Three years ago, a new era of Nets Basketball was to be ushered in. There was a new owner, a revamped team and hope.
None of that ever manifested and all Brooklyn has to show for it is a second-round exit to the eventual Eastern Conference winners, the Miami Heat, during the 2014 postseason.
This year, Brooklyn hovered around the eight seed, proving its worth as a playoff team on some nights and looking more like the team’s cross-town rivals on others.
Falling 13 games below .500 didn’t help their playoff cause either. However, that’s what makes it so impressive. Oh, did I mention that they were 13 games below in March?
Anyway, although it felt great to make the playoffs, Brooklyn is on the brink of being eliminated by the top-seeded Atlanta Hawks. Hats off to Brooklyn, as they fought back from a 2-0 hole to tie the series and still could pull off the upset.

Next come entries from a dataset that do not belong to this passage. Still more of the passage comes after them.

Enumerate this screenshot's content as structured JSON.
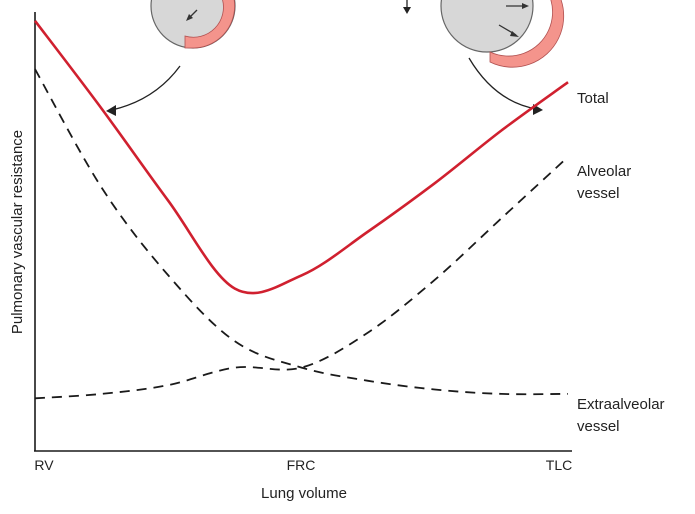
{
  "chart_data": {
    "type": "line",
    "title": "",
    "xlabel": "Lung volume",
    "ylabel": "Pulmonary vascular resistance",
    "categories": [
      "RV",
      "FRC",
      "TLC"
    ],
    "x_domain": [
      0,
      2
    ],
    "y_domain": [
      0,
      100
    ],
    "grid": false,
    "legend": "none",
    "colors": {
      "Total": "#d0202f",
      "axis": "#1a1a1a",
      "dashed": "#1a1a1a"
    },
    "series": [
      {
        "name": "Total",
        "style": "solid",
        "x": [
          0,
          0.25,
          0.5,
          0.75,
          1.0,
          1.25,
          1.5,
          1.75,
          2.0
        ],
        "y": [
          98,
          78,
          57,
          37,
          40,
          50,
          61,
          73,
          84
        ]
      },
      {
        "name": "Alveolar vessel",
        "style": "dashed",
        "x": [
          0,
          0.25,
          0.5,
          0.75,
          1.0,
          1.25,
          1.5,
          1.75,
          2.0
        ],
        "y": [
          12,
          13,
          15,
          19,
          19,
          27,
          39,
          53,
          67
        ]
      },
      {
        "name": "Extraalveolar vessel",
        "style": "dashed",
        "x": [
          0,
          0.25,
          0.5,
          0.75,
          1.0,
          1.25,
          1.5,
          1.75,
          2.0
        ],
        "y": [
          87,
          60,
          40,
          25,
          19,
          16,
          14,
          13,
          13
        ]
      }
    ],
    "series_labels": {
      "total": "Total",
      "alveolar_line1": "Alveolar",
      "alveolar_line2": "vessel",
      "extra_line1": "Extraalveolar",
      "extra_line2": "vessel"
    },
    "insets": [
      {
        "name": "low-volume-vessel-diagram",
        "position": "top-left",
        "points_to": "RV end of Total curve"
      },
      {
        "name": "high-volume-vessel-diagram",
        "position": "top-right",
        "points_to": "TLC end of Total curve"
      }
    ]
  }
}
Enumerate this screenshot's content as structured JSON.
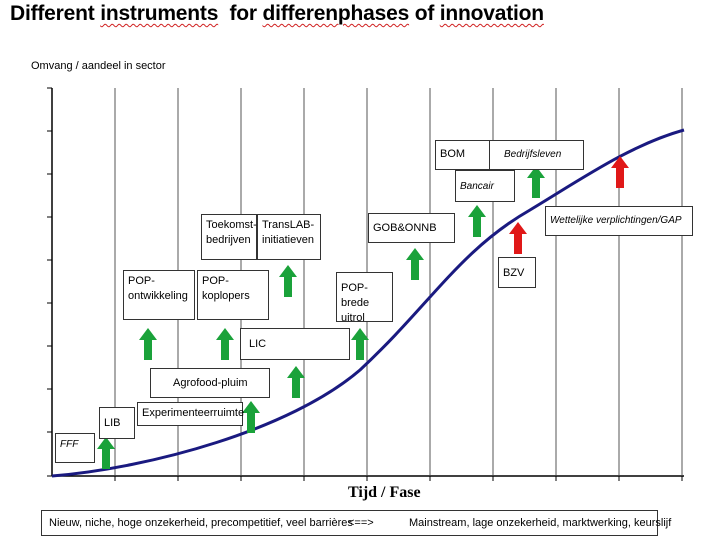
{
  "title": {
    "prefix": "Different ",
    "word1": "instruments",
    "mid": "  for ",
    "word2": "differenphases",
    "mid2": " of ",
    "word3": "innovation"
  },
  "y_axis_label": "Omvang / aandeel in sector",
  "x_axis_label": "Tijd / Fase",
  "instruments": {
    "fff": "FFF",
    "lib": "LIB",
    "experimenteerruimte": "Experimenteerruimte",
    "agrofood_pluim": "Agrofood-pluim",
    "pop_ontwikkeling": "POP-\nontwikkeling",
    "pop_koplopers": "POP-\nkoplopers",
    "toekomstbedrijven": "Toekomst-\nbedrijven",
    "translab": "TransLAB-\ninitiatieven",
    "lic": "LIC",
    "pop_brede_uitrol": "POP-brede\nuitrol",
    "gob_onnb": "GOB&ONNB",
    "bom": "BOM",
    "bedrijfsleven": "Bedrijfsleven",
    "bancair": "Bancair",
    "bzv": "BZV",
    "wettelijke": "Wettelijke verplichtingen/GAP"
  },
  "bottom_bar": {
    "left": "Nieuw, niche, hoge onzekerheid, precompetitief, veel barrières",
    "arrow": "<==>",
    "right": "Mainstream, lage onzekerheid, marktwerking, keurslijf"
  },
  "colors": {
    "curve": "#1a1a80",
    "green_arrow": "#1aa23a",
    "red_arrow": "#e01818",
    "axis": "#000000",
    "grid": "#555555"
  }
}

No one is giving the Nets an outside chance to win the NBA title, let alone make it out the first round. Even if Brooklyn manages to miraculously squeeze by Atlanta, it doesn’t cure the issues that Brooklyn must deal with in the future.
First, there’s the Big Three.
Mind you, I’m being very generous throwing around that phrase right now as most of the trio has failed to produce at a high enough level in the postseason and have experienced some overall decline as well.
2012-13 Regular Season Averages
2014-15 Season Averages
Lopez has been the only player out of the three who has sustained his level of play since the three players came together in Brooklyn. Injuries haven’t slowed him down either, as he’s playing well in the first round, outside of a disappointing Game 5. It makes sense considering Lopez is just 26 years old. However, Johnson will turn 34 and Williams will be 31 in June.
How long can Brooklyn wait?
It’s simple really; they can’t. Basketball in the Big Apple demands results, which makes Brooklyn’s situation that much more blue.
Not only does Brooklyn have to move down in this year’s NBA Draft (from 15 to 29) because of Atlanta’s option to swap picks (the irony), but they’ll also have to live in salary cap hell for one more season. Johnson and Williams are on the books for next season, accounting for nearly $46 million of the team’s payroll. Lopez holds a player option for $16.74 million, but how likely is it that he opts in?
Lopez has proved that he can rebound from an injury – twice. An unknown executive told Fred Kerber of the NY Post that Lopez holds all the cards:
“If he walks, where are they going? They don’t have draft picks. They’re flip-flopping their pick [with Atlanta]. They’re getting the 29th instead of the 15th. For their future, I don’t see how they can lose him,” said the GM. “If Brook wants to stay there, he should be able to get whatever he wants.”
The possibility of Lopez leaving should absolutely worry the Nets’ fanbase. It’s a make-or-break situation keeping Lopez, who’s averaging 20 points and 9.4 rebounds on 50 percent shooting this postseason. But what about the other two?
Or how about if Joe Johnson should be considered among the most elite of shooting guards?
It has been a long and graceful fall for both of these two. Yeah, they have their scoring outbursts to lead the Nets to victory sometimes, and yes, Johnson is their most clutch player, but how does that matter? They haven’t produced enough.
Only God knows how Nets owner Mikhail Prokhorov will handle the Johnson/Williams situation. Both are tremendous dents on the team’s payroll, and both can’t perform well enough to make us forget.
Although Johnson is putting up a respectable 17.4 points per game this postseason, his field goal percentage is at a paltry 35.8 percent. Williams hasn’t been that much better, shooting the ball at a rate of 37.3 percent, averaging just over 11 points. If it weren’t for his 35-point outburst in Game 4, we’d already be talking about Williams getting the boot out of Brooklyn.
Not that some of you aren’t rooting for that anyway.
The future of Brooklyn is bleak and there might not be a turnaround anytime soon. They don’t have a first-round pick that isn’t bound by a stipulation until 2019. In 2017, Boston has the option to swap first-rounders with Brooklyn.
So if you can’t build through free agency and you can’t build through the draft, where do you go?
Straight to the bottom of the Eastern Conference.